Das Problem ist größer als die aktuell 200 verdächtigen Spiele. Die mit dem Wettskandal befasste Bochumer Staatsanwaltschaft spricht von der „Spitze des Eisbergs“. Der kanadische Autor Declan Hill – er promovierte über Fußball und organisiertes Verbrechen – hat in seinem Buch „The Fix“ (auf Deutsch: „Sichere Siege“) schon im vergangenen Jahr vor einem „Tsunami der Spielmanipulation durch asiatische Kriminelle“ in Europa gewarnt. Selbst die größten Fußballbewerbe der Welt sollen nicht vor verschobenen Partien sicher sein, gar vier Spiele der Fußball-WM in Deutschland 2006 nennt Hill als verdächtig. Das ist nicht bewiesen, Hill stützt sich auf Indizien, einen Manipulator, der ihm die Ergebnisse dieser Partien vorausgesagt hätte.

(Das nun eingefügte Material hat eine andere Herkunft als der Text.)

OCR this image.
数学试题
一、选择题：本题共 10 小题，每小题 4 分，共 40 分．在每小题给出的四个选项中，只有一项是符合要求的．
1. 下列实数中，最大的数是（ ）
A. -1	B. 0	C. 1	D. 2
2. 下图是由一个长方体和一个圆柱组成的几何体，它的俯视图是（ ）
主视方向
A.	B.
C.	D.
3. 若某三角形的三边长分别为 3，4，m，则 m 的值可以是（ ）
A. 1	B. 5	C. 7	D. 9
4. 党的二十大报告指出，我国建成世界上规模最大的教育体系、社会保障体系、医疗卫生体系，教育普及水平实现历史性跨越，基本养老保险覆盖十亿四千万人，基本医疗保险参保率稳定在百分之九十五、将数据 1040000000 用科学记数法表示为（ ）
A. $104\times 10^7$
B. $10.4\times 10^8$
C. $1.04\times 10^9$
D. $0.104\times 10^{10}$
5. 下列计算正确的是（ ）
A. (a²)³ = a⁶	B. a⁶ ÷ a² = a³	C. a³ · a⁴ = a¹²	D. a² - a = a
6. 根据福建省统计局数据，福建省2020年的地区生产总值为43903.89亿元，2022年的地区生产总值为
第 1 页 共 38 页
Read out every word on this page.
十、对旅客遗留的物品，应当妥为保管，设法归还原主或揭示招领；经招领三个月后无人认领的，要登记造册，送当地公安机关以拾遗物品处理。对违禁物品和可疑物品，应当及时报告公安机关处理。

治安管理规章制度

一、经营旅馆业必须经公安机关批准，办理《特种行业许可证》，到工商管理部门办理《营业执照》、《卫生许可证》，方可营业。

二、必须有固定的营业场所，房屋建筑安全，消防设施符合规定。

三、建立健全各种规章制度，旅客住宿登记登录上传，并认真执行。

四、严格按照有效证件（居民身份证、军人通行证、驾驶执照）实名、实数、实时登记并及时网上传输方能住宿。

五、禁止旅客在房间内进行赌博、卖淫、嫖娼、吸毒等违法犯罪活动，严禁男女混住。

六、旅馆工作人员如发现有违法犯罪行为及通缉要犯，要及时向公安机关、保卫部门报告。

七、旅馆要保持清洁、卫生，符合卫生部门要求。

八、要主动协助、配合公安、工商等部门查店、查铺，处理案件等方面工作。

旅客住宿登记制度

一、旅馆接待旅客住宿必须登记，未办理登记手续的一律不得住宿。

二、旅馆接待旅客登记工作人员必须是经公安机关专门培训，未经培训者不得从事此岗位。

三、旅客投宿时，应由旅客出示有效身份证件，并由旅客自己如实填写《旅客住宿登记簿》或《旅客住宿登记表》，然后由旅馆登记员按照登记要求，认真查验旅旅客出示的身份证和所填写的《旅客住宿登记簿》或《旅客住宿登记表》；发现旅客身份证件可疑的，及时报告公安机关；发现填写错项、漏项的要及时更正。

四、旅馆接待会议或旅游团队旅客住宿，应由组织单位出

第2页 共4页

Das weist auf ein großes Problem hin: Woran erkennt man ein manipuliertes Spiel? Das ist kaum möglich, wenn es nicht jemand offen zugibt. Selten sind alle Spieler eingeweiht. Wenige Spieler in Schlüsselpositionen reichen – der Torwart vor allem, oder der Starstürmer. Der Goalie wird dann zum Beispiel bei einem Schuss schlecht stehen, der Torjäger vielleicht im Ballbesitz ein wenig zögern, damit die Verteidiger die Situation klären können, schreibt Hill.

Betrug kaum nachzuweisen

Deshalb verwundert es nicht, wenn die Spieler und Funktionäre von Rapid Wien meinen, sie hätten von Manipulationen in den vom Europäischen Fußballverband als dubios eingestuften Spielen gegen die albanische Mannschaft Vlaznia Schkodra nichts bemerkt. Rapid hatte die Qualifikationsspiele für die Europa League 5:0 und 3:0 gewonnen, aber gegen die Albaner waren die Wiener sowieso Favorit. So gehen die Manipulatoren laut Hill oft vor: Sie setzen auf Favoritensiege vor allem in Frühphasen angesehener Bewerbe wie der Europa League, in denen Mannschaften relativ bestechlich sind. Die Warnsysteme der Wettanbieter – sie schlagen Alarm, wenn Volumen von Wetten verdächtig hoch sind – erkennen in dem Fall kaum Unregelmäßigkeiten.

Die Empörung um den Wettskandal ist groß, doch bald sind die Geschichten vergessen. So wie Luciano Moggi, Ante Sapina oder Robert Hoyzer Figuren aus einer vergangenen Welt zu sein schienen. Der Zirkus geht weiter, wie immer, und finstere Gestalten werden versuchen, ihn zu manipulieren. Der nächste Tsunami kommt bestimmt.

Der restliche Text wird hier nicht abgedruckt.